Populations of a vulnerable species of marine mammal, numerous species of abalone and a type of Caribbean coral are now threatened with extinction, an international conservation organization said Friday.
The International Union for Conservation of Nature announced the update during the United Nations Convention on Biological Diversity, or COP15, conference in Montreal. The union’s hundreds of members include government agencies from around the world, and it’s one of the planet’s widest-reaching environmental networks.
The IUCN uses its Red List of Threatened Species to categorize animals approaching extinction. This year, the union is sounding the alarm about the dugong — a large and docile marine mammal that lives from the eastern coast of Africa to the western Pacific Ocean.
The dugong is vulnerable throughout its range, and now populations in East Africa have entered the red list as critically endangered, IUCN said in a statement. Populations in New Caledonia have entered the list as endangered, the group said.
The major threats to the animal are unintentional capture in fishing gear in East Africa and poaching in New Caledonia, IUCN said. It also suffers from boat collisions and loss of the seagrasses it eats, said Evan Trotzuk, who led the East Africa red list assessment.
“Strengthening community-led fisheries governance and expanding work opportunities beyond fishing are key in East Africa, where marine ecosystems are fundamental to people’s food security and livelihoods,” Trotzuk said.

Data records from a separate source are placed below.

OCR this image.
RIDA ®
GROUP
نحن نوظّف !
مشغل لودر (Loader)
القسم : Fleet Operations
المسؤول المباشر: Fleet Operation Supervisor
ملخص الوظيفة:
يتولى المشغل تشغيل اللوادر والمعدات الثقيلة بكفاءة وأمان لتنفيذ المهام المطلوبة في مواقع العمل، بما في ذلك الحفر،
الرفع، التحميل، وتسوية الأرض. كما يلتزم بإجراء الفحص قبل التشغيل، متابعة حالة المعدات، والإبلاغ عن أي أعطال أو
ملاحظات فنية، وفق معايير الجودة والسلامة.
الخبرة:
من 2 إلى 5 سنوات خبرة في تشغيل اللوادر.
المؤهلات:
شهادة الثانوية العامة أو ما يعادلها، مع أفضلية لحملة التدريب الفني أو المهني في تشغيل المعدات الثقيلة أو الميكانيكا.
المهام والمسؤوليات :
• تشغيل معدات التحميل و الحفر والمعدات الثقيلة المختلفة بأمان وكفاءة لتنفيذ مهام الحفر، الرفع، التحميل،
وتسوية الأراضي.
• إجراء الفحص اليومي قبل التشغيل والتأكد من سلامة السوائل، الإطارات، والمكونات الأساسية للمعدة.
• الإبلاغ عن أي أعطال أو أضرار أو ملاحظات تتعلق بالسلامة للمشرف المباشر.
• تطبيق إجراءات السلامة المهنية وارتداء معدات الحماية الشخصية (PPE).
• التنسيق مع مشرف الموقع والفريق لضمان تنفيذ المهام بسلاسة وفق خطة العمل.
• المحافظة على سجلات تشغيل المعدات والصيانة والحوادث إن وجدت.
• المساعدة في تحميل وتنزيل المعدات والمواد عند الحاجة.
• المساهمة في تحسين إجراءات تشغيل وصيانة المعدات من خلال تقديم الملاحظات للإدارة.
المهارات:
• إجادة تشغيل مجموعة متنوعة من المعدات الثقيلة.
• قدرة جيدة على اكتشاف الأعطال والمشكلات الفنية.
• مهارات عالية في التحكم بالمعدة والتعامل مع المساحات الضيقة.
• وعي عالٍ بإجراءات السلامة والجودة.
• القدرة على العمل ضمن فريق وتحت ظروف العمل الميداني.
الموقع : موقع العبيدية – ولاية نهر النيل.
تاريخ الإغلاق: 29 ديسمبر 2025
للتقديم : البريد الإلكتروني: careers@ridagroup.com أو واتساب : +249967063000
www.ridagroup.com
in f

The IUCN Red List includes more than 150,000 species. The list sometimes overlaps with the species listed under the U.S. Endangered Species Act, such as in the case of the North Atlantic right whale. More than 42,000 of the species on the red list are threatened with extinction, IUCN says.
IUCN uses several categories to describe an animal’s status, ranging from “least concern” to “critically endangered.” IUCN typically updates the red list two or three times a year. This week’s update includes more than 3,000 additions to the red list. Of those, 700 are threatened with extinction.
Jane Smart, head of IUCN’s Centre for Science and Data, said it will take political will to save the jeopardized species, and the gravity of the new listings can serve as a clarion call.
“The news we often give you on this is often gloomy, a little bit depressing, but it sparks the action, which is good,” Smart said.
Pillar coral, which is found throughout the Caribbean, was moved from vulnerable to critically endangered in this week’s update. The coral is threatened by a tissue loss disease, and its population has shrunk by more than 80% across most of its range since 1990, IUCN said. The IUCN lists more than two dozen corals in the Atlantic Ocean as critically endangered.
Almost half the corals in the Atlantic are “at elevated risk of extinction due to climate change and other impacts,” Beth Polidoro, an associate professor at Arizona State University and red list coordinator for IUCN.
Unsustainable harvesting and poaching have emerged as threats to abalone, which are used as seafood, IUCN said. Twenty of the 54 abalone species in the world are threatened with extinction according to the red list’s first global assessment of the species.
Threats to the abalone are compounded by climate change, diseases and pollution, the organization said.
“This red list update brings to light new evidence of the multiple interacting threats to declining life in the sea,” said Jon Paul Rodríguez, chair of the IUCN Species Survival Commission.